Adolescent Medicine: Disordered Eating
Adolescent Medicine 3
Katherine Wesseling-Perry, MD (she/her/hers)
Chief, Division of Nephrology
University of Arizona/Phoenix Children's Hospital
Phoenix, Arizona, United States
To characterize the pathogenesis of metabolic alkalosis in adolescents with restrictive eating disorders hospitalized for medical stabilization.
Design/Methods:
We conducted a retrospective review of sequential unique patients, ages 10-24, admitted to Santa Monica/UCLA hospital for nutritional rehabilitation from December 2018 to November 2020. We evaluated mean blood pressure, kidney function, serum bicarbonate and potassium concentrations, and urine pH values daily during the first 10 days of hospitalization. We analyzed urine calcium and chloride values in a subset of patients with high serum bicarbonate concentrations.
Results:
In 69 patients with restrictive eating disorders, serum bicarbonate concentrations were 25 + 1 mEq/dL on admission, but increased above the normal range (i.e. above 29 mEq/dL) in 33% of patients at some point in their admission.

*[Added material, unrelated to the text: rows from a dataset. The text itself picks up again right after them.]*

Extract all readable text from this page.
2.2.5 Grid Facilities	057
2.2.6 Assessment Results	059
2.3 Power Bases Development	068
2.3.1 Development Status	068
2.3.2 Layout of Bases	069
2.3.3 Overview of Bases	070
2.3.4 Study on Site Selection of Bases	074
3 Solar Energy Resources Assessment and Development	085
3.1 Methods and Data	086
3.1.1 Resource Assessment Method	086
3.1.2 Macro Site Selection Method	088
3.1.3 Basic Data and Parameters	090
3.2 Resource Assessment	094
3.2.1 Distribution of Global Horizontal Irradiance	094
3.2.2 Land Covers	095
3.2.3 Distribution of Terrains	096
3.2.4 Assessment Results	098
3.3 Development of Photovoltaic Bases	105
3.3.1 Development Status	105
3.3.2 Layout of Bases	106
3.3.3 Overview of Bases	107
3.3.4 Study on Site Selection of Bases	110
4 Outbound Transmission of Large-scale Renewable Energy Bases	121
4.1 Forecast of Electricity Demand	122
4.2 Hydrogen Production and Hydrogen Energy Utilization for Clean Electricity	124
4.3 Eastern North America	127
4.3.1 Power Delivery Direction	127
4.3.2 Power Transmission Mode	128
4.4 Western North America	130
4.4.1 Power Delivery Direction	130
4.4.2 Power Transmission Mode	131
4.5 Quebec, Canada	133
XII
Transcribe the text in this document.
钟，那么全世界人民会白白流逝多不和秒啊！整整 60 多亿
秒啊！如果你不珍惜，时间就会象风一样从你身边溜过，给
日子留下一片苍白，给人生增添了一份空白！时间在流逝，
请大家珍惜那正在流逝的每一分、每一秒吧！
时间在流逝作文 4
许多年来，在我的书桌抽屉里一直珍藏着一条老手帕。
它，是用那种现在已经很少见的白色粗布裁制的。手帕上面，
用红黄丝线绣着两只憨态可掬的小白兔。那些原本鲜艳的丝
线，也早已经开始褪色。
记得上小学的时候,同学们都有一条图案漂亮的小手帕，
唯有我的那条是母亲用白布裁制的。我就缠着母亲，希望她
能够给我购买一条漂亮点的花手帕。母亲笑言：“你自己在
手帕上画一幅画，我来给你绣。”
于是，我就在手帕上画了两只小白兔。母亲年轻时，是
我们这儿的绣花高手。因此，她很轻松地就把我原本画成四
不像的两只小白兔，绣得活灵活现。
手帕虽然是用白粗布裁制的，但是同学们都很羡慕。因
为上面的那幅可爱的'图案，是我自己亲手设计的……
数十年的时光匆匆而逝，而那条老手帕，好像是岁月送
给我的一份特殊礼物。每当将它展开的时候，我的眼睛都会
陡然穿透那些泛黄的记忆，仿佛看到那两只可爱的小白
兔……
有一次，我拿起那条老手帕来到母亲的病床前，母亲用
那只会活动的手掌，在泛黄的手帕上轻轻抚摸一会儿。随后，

Admission eGFR was 83 (74, 95) and 87 (82, 112) ml/min/1.73m2 in patients whose serum bicarbonate remained stable and in those whose serum bicarbonate concentrations rose, respectively (NS between groups). Serum potassium levels were 4.2 + 0.1 mEq/dL and urine pH values were 6.8 + 0.1 on admission. Serum potassium and urine pH did not change in patients with stable serum bicarbonate concentrations or in patients with rising serum bicarbonate concentrations (Figure). Mean arterial blood pressures were 72.4 + 0.6 mm Hg on admission and did not change during hospitalization. Urine calcium/creatinine concentrations were below 0.2 mg/mg and urine chloride concentrations exceeded 40 mEq/L.
Conclusion(s):
Refeeding is associated with the development of a metabolic alkalosis in a significant proportion of patients with restrictive eating disorders hospitalized for nutritional rehabilitation, independent of impaired glomerular filtration and independent of behaviors such as diuretic abuse and vomiting. Impaired urinary alkalinization, low urinary calcium, high urinary chloride, and low-normal blood pressures suggest renal tubular dysfunction in segment(s) of the nephron distal to the thick ascending limb. Normal serum potassium concentrations suggest that this impairment is independent of secondary aldosteronism.